Sharing my JOURNEY....

Showing posts with label #Heartsdesire. Show all posts
Showing posts with label #Heartsdesire. Show all posts

Thursday, September 3, 2020

Unfolding the Heart's Desire

So much has been going on that I seriously have NOT made time to blog. I always promise myself that, this time will be different. I will blog more; I will take the time to make it happen and this time… I quit my job so what was my excuse (this time) The fact is, I will stop making those promises right now. If I really wanted blogging to be a priority, I would make it happen. But I did not. I had other higher priorities that took precedence, and I got a PT job to occupy my time since I was going crazy with boredom. On a side note, my house was SUPER clean, and my yard was beautiful!

On my last entry, I spoke about my feelings on how things went with my previous employer. Yeah, that was a hurtful situation, and the pain was around for quite longer than I really wanted it to be. My choice to keep it in my thoughts. Now it is September. OMG… what happen to the time. It just flew, and even with COVID… it still flew!

I am happy to report that with lots of energy work, love of landscaping, the urge to clean and organization, and time… all is better! Breathing wonderfully and have forgotten about SMC. Truthfully, I learned of something recently, and I could feel those feelings getting stirred and found myself pissed all over again. Therefore, consciously, I decided that I can no longer entertain discussing or thinking about it/them. Let it go with full intention of not revisiting that again, now that I know it is a trigger! Yes, to awareness!

So, I took a PT job, and ended up leaving after 4 weeks as it was not a good fit for me. Clear on my boundaries and how “I” want to be treated. Funny thing was that I was treated well as I established my boundaries right from the beginning, but the others around me… not so much and I just could no longer continue to keep myself in that toxic environment. So, I took another PT job, and unfortunately got soooooo bored, I just could not continue with it and ended up leaving.

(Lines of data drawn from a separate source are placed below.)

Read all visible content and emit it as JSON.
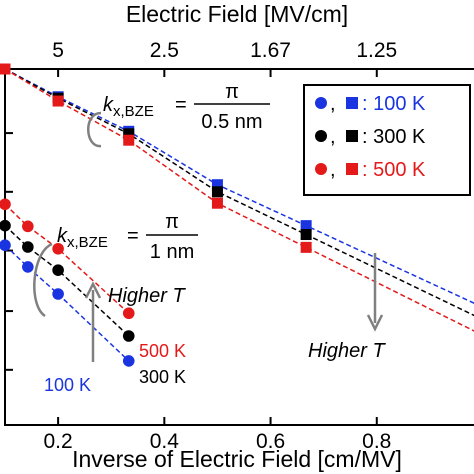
{
  "chart_data": {
    "type": "scatter",
    "xlabel": "Inverse of Electric Field [cm/MV]",
    "x2label": "Electric Field [MV/cm]",
    "xlim": [
      0.1,
      1.0
    ],
    "ylim": [
      0,
      1
    ],
    "bottom_ticks": [
      {
        "value": 0.2,
        "label": "0.2"
      },
      {
        "value": 0.4,
        "label": "0.4"
      },
      {
        "value": 0.6,
        "label": "0.6"
      },
      {
        "value": 0.8,
        "label": "0.8"
      }
    ],
    "top_ticks": [
      {
        "value": 0.2,
        "label": "5"
      },
      {
        "value": 0.4,
        "label": "2.5"
      },
      {
        "value": 0.6,
        "label": "1.67"
      },
      {
        "value": 0.8,
        "label": "1.25"
      }
    ],
    "y_ticks": [
      0.155,
      0.32,
      0.49,
      0.655,
      0.82
    ],
    "grid": false,
    "legend": {
      "position": "top-right",
      "items": [
        {
          "label": ": 100 K",
          "color": "#1a35e0",
          "text_color": "#1a35e0"
        },
        {
          "label": ": 300 K",
          "color": "#000000",
          "text_color": "#000000"
        },
        {
          "label": ": 500 K",
          "color": "#e41a1a",
          "text_color": "#e41a1a"
        }
      ]
    },
    "series": [
      {
        "group": "squares",
        "temperature": "100 K",
        "color": "#1a35e0",
        "marker": "square",
        "x": [
          0.1,
          0.2,
          0.333,
          0.5,
          0.667
        ],
        "y": [
          1.0,
          0.922,
          0.825,
          0.675,
          0.56
        ]
      },
      {
        "group": "squares",
        "temperature": "300 K",
        "color": "#000000",
        "marker": "square",
        "x": [
          0.1,
          0.2,
          0.333,
          0.5,
          0.667
        ],
        "y": [
          1.0,
          0.918,
          0.818,
          0.655,
          0.535
        ]
      },
      {
        "group": "squares",
        "temperature": "500 K",
        "color": "#e41a1a",
        "marker": "square",
        "x": [
          0.1,
          0.2,
          0.333,
          0.5,
          0.667
        ],
        "y": [
          1.0,
          0.91,
          0.8,
          0.623,
          0.499
        ]
      },
      {
        "group": "circles",
        "temperature": "100 K",
        "color": "#1a35e0",
        "marker": "circle",
        "x": [
          0.1,
          0.143,
          0.2,
          0.333
        ],
        "y": [
          0.505,
          0.444,
          0.368,
          0.18
        ]
      },
      {
        "group": "circles",
        "temperature": "300 K",
        "color": "#000000",
        "marker": "circle",
        "x": [
          0.1,
          0.143,
          0.2,
          0.333
        ],
        "y": [
          0.56,
          0.5,
          0.435,
          0.25
        ]
      },
      {
        "group": "circles",
        "temperature": "500 K",
        "color": "#e41a1a",
        "marker": "circle",
        "x": [
          0.1,
          0.143,
          0.2,
          0.333
        ],
        "y": [
          0.62,
          0.558,
          0.495,
          0.314
        ]
      }
    ],
    "annotations": {
      "k_top": {
        "lhs_main": "k",
        "lhs_sub": "x,BZE",
        "eq": "=",
        "numerator": "π",
        "denominator": "0.5 nm"
      },
      "k_bottom": {
        "lhs_main": "k",
        "lhs_sub": "x,BZE",
        "eq": "=",
        "numerator": "π",
        "denominator": "1 nm"
      },
      "higher_t_up": "Higher T",
      "higher_t_down": "Higher T",
      "label_500k": "500 K",
      "label_300k": "300 K",
      "label_100k": "100 K"
    },
    "colors": {
      "blue": "#1a35e0",
      "black": "#000000",
      "red": "#e41a1a",
      "arrow": "#808080"
    }
  }
}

On 7/16/2020 before I started that second PT job, I took some time to journal a list. Frankly, I’m sick of starting and leaving jobs. I really want to find my “home” -work home that is!  I felt that if I got clear about my future self with a new job and set it out to the universe to allow timing for the law of attraction to work its magic. Amazingly, I am here to report that I am set to start that new job in just a few days. Honestly, it was earlier than I ever anticipated, but I’m happy to report that the universe has unfolded 20 out of the 22line items listed for my new job. There was a few that were off a bit, but close. Like… I want to be within 20 minutes’ drive to my office; I’m 26 minutes. Other item was if I had located a higher role, but after really thinking about what was presented, I decided that I am moving to NC to take life a little easier, and a step back was just what the mind, body and soul called for. I though that my last employer took care of their employees, but I was wrong! My new employer really values and takes care of their employees GREATLY through all their benefits! Amazing company and I am SO grateful for the gift that the universe unfolded for my future self. I am excited!

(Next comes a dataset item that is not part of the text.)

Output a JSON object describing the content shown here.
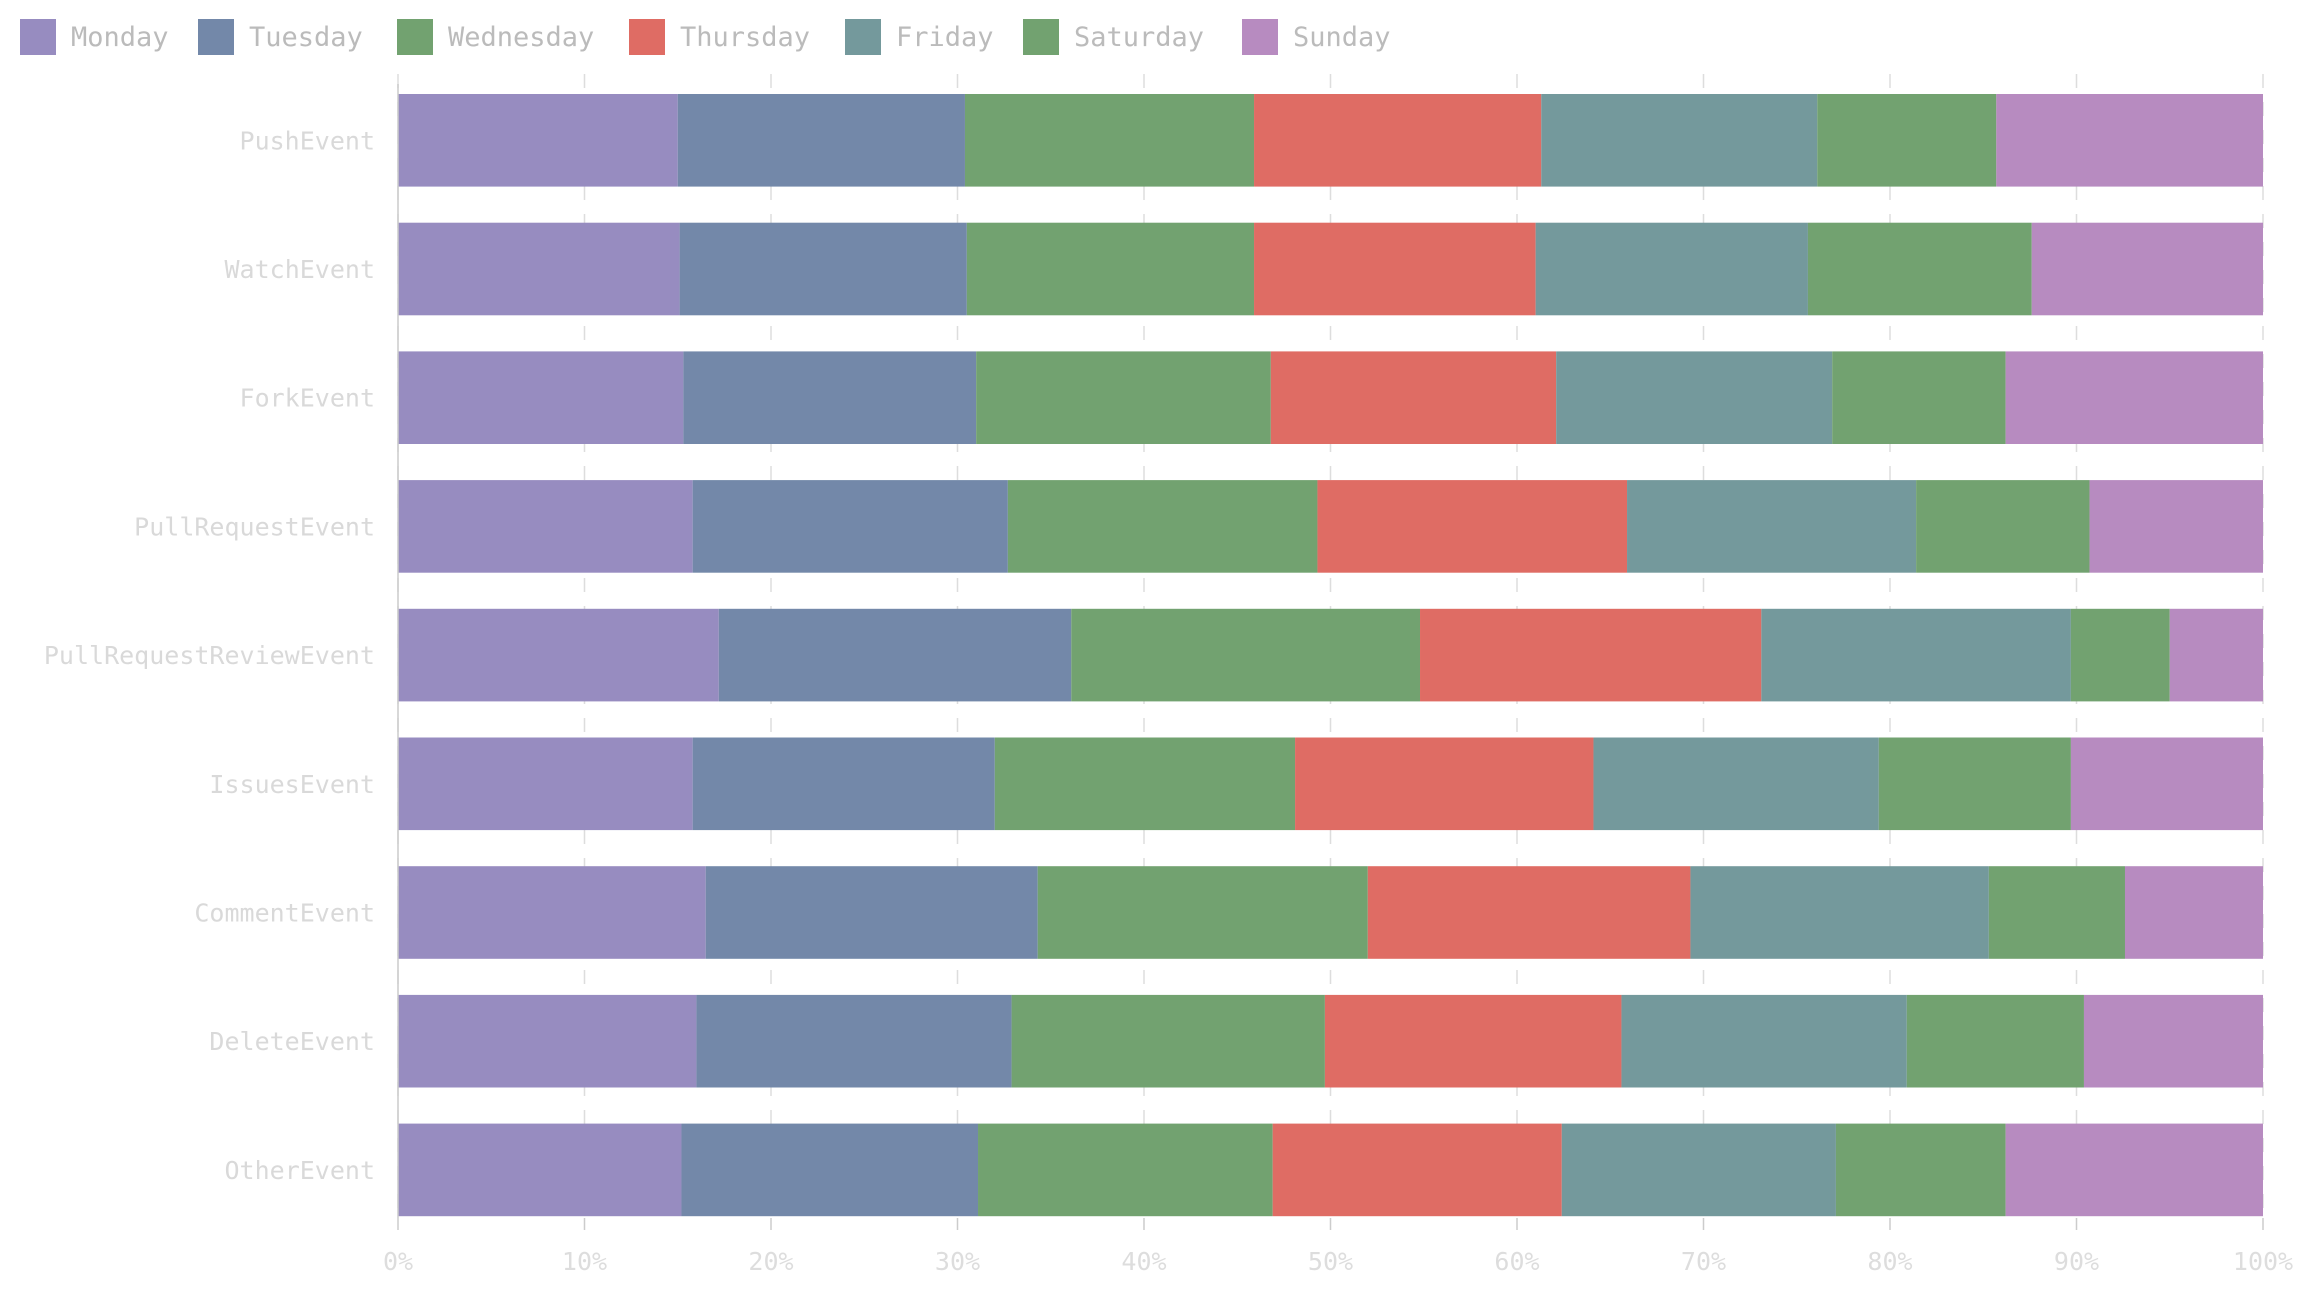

In hindsight… painful as it was to leave my last employer… it was the right thing for me to do. For my mind, body, and soul. AND… I would have never been available for this opportunity if I didn’t make those hard decisions “then” -Thank you!

Monday, March 30, 2020

Divine Light & MY Soul’s desire

I’ve blogged about this before, so I won’t run on about it again, but I think this is important as it has me thinking! You work so hard, pressing through all the challenges to reach the top of your career, and figure out that you’re not truly happy! I’m great at being a Financial Controller, but it was NOT feeding my soul, making me smile, in feeling soulfully satisfied! So now what? Where do I go from here?

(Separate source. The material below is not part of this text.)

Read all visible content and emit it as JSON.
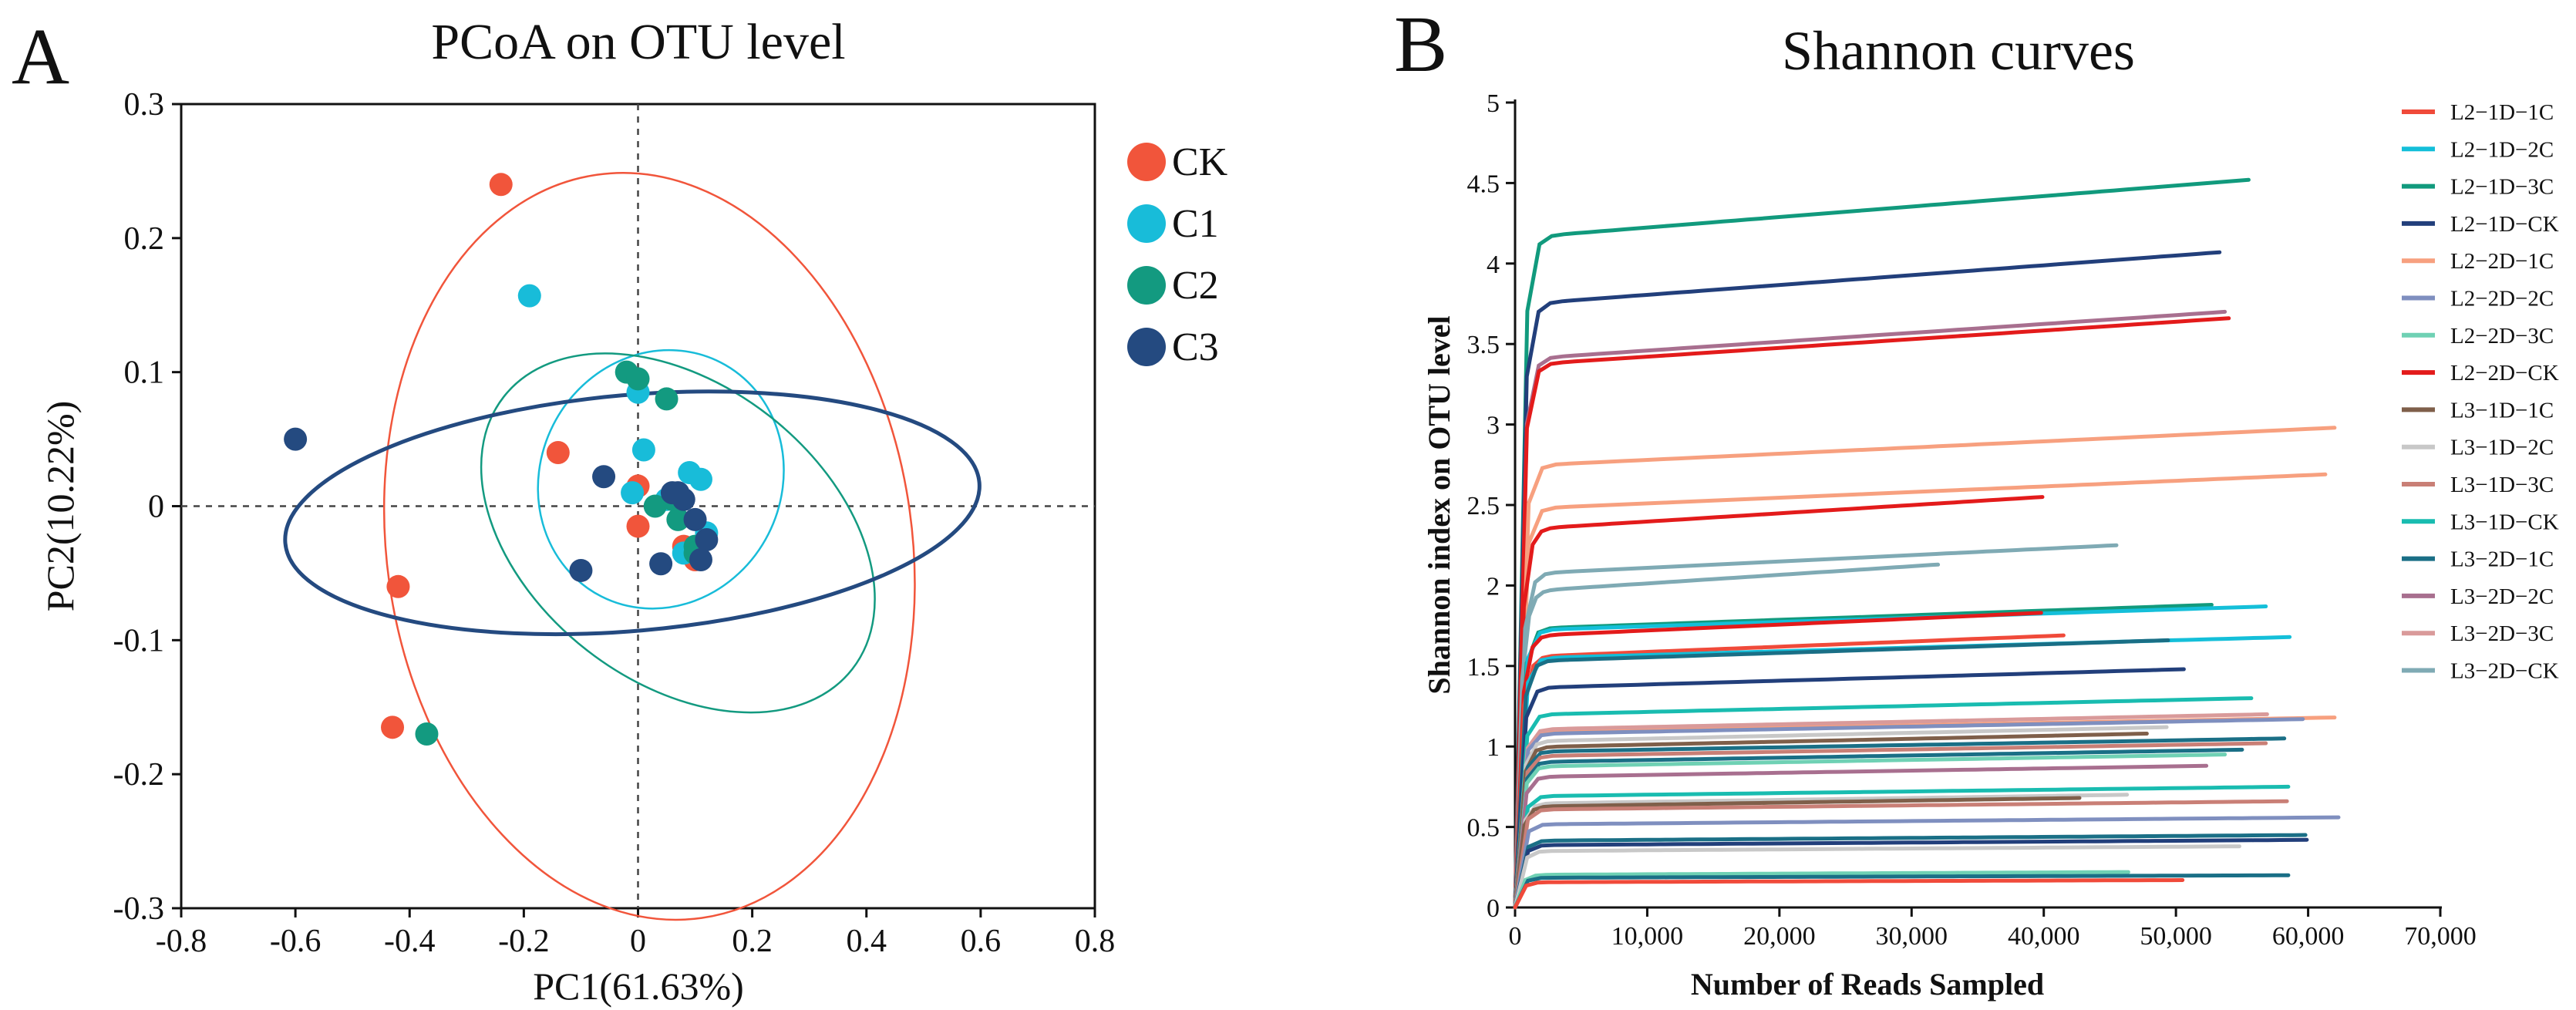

I have, for years been processing the past and now that I feel free from the feelings of victimization. I know that I have wholeheartedly forgiven all and learned from those experiences. Thankfully, I am open to what’s next. My soul’s desire, living wholeheartedly through divine light and a passionate soul. However, I am not sure what that means. I love to do a lot of things!

Truly has been on the forefront of my thoughts and desires. I don’t know how to pursue this search, but within the things I am reading, they suggest. Do stuff! Considering the current status of our country in the fight against this Corona virus, I am willingly wanting to stay home for my health and the help against the spread of this virus. I am thankful for my health, and the thought of getting sick or catching this virus is something that I don’t want to risk. So, I stay home with a few walk with the dogs. So, with that in mind, that has me limited, but has me thinking about self-reflection. What do I love?

I know that I really love to cook, bake and create yummy-licious delights to devour. I love to work in my yard and create a beautiful landscape, but how do I know that I am on the right path? Here’s my vibrational energy being cast into the world to help guide me on this journey on finding my soul’s purpose of self-reflection!

Thank you for having the ability to be free from a job in order to research my hearts desire!